TRIBUNNEWS.COM - Korban tewas dalam serangan oleh orang-orang bersenjata di wilayah Oromia barat Ethiopia telah meningkat.
Kesaksian baru menunjukkan bahwa serangan etnis pada Sabtu (18/6/2022) telah menewaskan antara 260 dan 320 warga sipil.
Dikatakan, korban serangan adalah etnis Amhara, minoritas di wilayah Oromia.
Kemudian laporan pembantaian muncul pada Minggu (19/6/2022), dengan para penyintas menggambarkan salah satu insiden paling mematikan selama beberapa tahun di Ethiopia.
Perdana menteri Ethiopia, Abiy Ahmed, telah mengutuk tindakan mengerikan di Oromia, tetapi belum memberikan rincian kekerasan.
“Serangan terhadap warga sipil tak berdosa dan perusakan mata pencaharian oleh pasukan ilegal dan tidak teratur tidak dapat diterima,” kata Abiy di Twitter, dilansir The Guardian.
Dia berjanji tidak ada toleransi untuk tindakan mengerikan oleh elemen-elemen yang tujuan utamanya adalah meneror masyarakat.
Baca juga: Gajinya Menggiurkan, Puluhan Warga Ethiopia Daftar Jadi Pasukan Sukarelawan Rusia Melawan Ukraina
Baca juga: PM Ethiopia Pemenang Nobel Perdamaian Nyatakan Pimpin Perang Lawan Kelompok Tigray
Oromia, rumah bagi kelompok etnis terbesar di Etiopia, Oromo, serta orang-orang dari komunitas lain, telah mengalami kerusuhan selama bertahun-tahun.

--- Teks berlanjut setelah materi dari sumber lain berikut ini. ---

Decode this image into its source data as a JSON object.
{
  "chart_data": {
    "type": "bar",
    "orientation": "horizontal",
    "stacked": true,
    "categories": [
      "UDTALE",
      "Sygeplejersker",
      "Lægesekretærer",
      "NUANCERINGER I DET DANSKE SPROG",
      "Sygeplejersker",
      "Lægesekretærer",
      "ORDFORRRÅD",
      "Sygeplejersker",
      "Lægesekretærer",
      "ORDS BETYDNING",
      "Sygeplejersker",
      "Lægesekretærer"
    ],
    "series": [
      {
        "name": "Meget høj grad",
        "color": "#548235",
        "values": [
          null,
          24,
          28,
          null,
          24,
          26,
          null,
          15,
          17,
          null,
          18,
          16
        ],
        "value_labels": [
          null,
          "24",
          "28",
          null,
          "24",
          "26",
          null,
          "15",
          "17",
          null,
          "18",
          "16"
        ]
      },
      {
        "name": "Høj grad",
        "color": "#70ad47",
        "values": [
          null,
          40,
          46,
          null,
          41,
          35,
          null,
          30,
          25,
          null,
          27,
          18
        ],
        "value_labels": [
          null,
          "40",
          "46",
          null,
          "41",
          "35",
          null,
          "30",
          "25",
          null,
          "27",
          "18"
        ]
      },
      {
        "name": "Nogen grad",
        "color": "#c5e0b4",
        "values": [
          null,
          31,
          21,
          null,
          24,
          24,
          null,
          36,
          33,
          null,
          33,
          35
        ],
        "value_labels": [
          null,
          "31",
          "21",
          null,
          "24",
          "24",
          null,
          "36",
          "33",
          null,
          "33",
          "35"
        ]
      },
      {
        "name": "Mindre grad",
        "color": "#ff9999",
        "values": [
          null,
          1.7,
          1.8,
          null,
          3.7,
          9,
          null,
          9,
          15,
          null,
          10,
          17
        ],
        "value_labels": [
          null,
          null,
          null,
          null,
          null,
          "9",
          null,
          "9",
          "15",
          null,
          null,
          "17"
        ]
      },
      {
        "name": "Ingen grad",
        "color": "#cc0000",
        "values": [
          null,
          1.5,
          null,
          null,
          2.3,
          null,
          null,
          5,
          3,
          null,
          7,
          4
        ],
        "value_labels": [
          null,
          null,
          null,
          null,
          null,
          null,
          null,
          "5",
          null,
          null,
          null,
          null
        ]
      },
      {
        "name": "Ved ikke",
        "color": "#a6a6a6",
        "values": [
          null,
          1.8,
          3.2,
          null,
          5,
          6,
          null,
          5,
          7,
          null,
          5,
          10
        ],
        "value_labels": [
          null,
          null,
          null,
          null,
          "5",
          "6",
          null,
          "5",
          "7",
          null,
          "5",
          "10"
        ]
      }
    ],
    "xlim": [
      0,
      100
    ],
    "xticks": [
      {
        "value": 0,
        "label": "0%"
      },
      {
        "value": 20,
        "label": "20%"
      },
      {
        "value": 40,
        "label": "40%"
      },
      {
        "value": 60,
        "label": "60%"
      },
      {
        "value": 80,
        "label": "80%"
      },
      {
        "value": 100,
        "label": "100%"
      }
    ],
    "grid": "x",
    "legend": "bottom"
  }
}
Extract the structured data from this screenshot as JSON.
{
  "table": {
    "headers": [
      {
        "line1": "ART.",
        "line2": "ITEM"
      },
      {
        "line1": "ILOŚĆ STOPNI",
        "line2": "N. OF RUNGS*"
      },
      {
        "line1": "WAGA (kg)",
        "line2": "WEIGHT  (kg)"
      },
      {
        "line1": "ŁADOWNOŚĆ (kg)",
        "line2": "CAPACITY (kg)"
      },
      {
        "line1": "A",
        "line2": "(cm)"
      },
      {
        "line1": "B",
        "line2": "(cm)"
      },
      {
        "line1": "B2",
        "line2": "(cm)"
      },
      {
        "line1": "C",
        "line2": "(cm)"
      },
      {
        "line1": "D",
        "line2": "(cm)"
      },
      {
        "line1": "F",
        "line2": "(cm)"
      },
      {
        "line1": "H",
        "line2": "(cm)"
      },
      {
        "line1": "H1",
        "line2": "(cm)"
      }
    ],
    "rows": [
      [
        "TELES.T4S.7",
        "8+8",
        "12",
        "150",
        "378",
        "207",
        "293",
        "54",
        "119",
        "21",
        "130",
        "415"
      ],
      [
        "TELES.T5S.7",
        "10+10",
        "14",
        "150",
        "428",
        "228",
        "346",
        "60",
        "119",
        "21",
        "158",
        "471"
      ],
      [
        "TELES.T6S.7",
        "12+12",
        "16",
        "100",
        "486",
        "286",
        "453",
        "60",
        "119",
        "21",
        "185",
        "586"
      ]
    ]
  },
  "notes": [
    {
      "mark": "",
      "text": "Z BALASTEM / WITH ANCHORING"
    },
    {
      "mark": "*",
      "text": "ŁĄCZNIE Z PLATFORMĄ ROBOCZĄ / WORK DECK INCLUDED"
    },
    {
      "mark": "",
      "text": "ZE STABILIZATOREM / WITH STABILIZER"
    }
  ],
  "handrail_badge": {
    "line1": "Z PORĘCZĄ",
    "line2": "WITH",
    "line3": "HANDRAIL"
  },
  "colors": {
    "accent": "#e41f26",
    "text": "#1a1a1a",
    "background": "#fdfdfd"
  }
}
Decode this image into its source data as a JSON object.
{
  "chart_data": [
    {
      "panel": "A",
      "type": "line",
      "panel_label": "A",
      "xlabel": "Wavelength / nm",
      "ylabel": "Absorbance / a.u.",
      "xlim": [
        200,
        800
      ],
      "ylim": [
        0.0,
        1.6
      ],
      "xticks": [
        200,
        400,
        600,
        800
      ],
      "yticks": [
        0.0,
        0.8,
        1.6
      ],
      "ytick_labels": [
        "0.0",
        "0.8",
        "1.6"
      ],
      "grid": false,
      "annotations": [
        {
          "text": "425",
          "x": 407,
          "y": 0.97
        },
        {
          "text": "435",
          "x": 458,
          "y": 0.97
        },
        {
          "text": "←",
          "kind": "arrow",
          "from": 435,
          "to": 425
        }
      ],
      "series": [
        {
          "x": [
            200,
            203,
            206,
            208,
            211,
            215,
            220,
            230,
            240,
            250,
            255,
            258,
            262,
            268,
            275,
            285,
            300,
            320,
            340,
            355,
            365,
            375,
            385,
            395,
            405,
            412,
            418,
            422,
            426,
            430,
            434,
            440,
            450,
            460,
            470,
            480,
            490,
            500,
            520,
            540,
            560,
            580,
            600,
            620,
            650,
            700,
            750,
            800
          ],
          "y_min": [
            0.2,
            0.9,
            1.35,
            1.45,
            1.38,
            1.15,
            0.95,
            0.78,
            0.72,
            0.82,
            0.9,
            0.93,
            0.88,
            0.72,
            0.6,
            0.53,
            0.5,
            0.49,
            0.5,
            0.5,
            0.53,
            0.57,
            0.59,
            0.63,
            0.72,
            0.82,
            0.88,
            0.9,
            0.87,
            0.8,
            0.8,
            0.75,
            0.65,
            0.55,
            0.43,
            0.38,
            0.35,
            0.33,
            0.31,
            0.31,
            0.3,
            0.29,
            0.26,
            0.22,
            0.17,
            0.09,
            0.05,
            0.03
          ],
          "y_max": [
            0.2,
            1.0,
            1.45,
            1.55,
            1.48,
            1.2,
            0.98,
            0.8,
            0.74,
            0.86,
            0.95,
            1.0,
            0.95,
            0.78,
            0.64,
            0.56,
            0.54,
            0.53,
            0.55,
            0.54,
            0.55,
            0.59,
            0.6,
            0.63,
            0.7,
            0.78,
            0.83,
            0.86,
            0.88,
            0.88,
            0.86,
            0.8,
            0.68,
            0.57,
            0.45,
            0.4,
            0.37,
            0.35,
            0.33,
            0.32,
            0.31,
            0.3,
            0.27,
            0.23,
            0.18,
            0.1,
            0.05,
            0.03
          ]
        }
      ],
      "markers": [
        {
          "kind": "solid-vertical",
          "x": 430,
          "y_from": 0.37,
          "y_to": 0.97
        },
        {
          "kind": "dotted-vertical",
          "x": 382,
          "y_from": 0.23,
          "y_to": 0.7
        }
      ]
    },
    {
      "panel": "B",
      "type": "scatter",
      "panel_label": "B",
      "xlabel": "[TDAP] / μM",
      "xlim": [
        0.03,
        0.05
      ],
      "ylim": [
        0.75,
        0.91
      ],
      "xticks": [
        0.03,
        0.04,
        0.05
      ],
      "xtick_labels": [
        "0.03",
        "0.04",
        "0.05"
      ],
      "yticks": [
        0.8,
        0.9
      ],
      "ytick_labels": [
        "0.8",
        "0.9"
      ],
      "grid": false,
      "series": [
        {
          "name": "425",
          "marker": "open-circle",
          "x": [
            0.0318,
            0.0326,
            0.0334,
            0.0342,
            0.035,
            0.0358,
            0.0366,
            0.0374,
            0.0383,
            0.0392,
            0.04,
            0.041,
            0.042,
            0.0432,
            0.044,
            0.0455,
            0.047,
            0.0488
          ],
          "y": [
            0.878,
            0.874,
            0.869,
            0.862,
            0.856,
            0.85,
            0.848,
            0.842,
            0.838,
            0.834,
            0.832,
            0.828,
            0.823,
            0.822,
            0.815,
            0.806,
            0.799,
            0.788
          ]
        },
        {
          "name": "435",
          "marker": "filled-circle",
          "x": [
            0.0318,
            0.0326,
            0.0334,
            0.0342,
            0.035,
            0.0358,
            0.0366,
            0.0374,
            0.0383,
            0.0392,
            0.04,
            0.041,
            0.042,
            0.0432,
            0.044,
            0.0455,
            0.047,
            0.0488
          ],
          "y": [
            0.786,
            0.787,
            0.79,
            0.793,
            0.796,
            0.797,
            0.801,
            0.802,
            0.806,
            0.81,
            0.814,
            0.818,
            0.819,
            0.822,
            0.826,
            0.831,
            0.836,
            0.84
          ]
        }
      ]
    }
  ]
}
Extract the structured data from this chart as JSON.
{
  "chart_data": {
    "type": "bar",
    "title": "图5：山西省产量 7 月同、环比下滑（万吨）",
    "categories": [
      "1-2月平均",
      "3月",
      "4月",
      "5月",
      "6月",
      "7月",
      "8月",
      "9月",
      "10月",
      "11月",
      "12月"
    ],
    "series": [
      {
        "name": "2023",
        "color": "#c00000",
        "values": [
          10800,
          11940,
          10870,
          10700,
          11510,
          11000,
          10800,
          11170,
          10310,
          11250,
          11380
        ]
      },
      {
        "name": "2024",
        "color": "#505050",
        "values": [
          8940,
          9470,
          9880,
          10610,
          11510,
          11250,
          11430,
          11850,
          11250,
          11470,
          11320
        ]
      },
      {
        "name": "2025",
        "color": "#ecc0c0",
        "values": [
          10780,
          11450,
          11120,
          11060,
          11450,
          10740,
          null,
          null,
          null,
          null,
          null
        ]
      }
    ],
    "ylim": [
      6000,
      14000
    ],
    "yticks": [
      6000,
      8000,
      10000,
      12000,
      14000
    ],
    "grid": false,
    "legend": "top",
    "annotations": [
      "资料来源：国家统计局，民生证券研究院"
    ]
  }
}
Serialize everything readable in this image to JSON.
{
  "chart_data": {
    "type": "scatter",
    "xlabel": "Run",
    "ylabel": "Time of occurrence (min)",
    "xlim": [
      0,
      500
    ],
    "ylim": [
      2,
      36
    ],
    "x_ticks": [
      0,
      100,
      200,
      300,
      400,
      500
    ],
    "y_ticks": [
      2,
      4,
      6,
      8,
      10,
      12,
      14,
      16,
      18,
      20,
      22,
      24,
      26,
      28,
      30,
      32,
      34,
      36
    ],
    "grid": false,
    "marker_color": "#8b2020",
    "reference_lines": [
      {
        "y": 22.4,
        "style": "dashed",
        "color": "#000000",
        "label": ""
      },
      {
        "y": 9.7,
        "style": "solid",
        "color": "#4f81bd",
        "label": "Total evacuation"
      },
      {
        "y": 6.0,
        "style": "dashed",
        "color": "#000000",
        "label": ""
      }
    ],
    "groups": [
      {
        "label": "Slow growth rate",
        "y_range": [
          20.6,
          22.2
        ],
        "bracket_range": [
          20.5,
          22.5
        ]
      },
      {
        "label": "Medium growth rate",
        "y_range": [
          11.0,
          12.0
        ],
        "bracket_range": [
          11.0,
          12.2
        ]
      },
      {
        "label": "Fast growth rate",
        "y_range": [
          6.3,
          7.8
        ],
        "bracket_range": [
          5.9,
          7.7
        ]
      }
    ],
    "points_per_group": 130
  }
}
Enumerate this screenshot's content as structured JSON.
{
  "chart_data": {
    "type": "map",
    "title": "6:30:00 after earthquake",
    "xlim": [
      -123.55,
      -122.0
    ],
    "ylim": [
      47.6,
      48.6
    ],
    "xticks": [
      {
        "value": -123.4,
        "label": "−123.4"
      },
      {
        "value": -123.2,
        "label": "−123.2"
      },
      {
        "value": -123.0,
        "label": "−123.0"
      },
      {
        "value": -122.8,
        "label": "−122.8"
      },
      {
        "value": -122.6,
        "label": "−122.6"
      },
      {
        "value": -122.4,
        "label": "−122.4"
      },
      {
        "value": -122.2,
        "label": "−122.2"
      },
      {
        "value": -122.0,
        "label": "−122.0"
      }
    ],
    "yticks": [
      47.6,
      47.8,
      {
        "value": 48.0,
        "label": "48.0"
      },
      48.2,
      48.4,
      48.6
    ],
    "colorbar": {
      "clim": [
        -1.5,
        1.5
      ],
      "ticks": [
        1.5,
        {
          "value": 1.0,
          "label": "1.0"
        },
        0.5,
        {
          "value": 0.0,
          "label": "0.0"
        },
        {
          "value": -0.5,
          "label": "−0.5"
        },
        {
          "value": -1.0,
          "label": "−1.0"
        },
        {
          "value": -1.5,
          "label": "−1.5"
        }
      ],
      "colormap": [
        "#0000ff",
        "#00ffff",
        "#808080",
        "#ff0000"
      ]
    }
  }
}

Kerusuhan berakar pada keluhan tentang marginalisasi politik dan pengabaian oleh pemerintah pusat.
Abiy adalah Oromo, yang pertama bertanggung jawab atas pemerintah Ethiopia, tetapi beberapa Oromo percaya dia telah mengkhianati kepentingan masyarakat.
Dua warga yang menggambarkan serangan pada hari Sabtu mengatakan para korban adalah etnis Amhara, minoritas di wilayah tersebut.
Tidak ada indikasi bahwa serangan itu terkait langsung dengan konflik di wilayah utara Tigray, yang dimulai pada November 2020 dan telah menewaskan ribuan orang dan membuat jutaan orang mengungsi.
Serangan itu terjadi di distrik Gimbi di zona Wollega barat di bagian barat Oromia.
Seorang warga menyebutkan angka 260 tewas, yang lain mengatakan 320.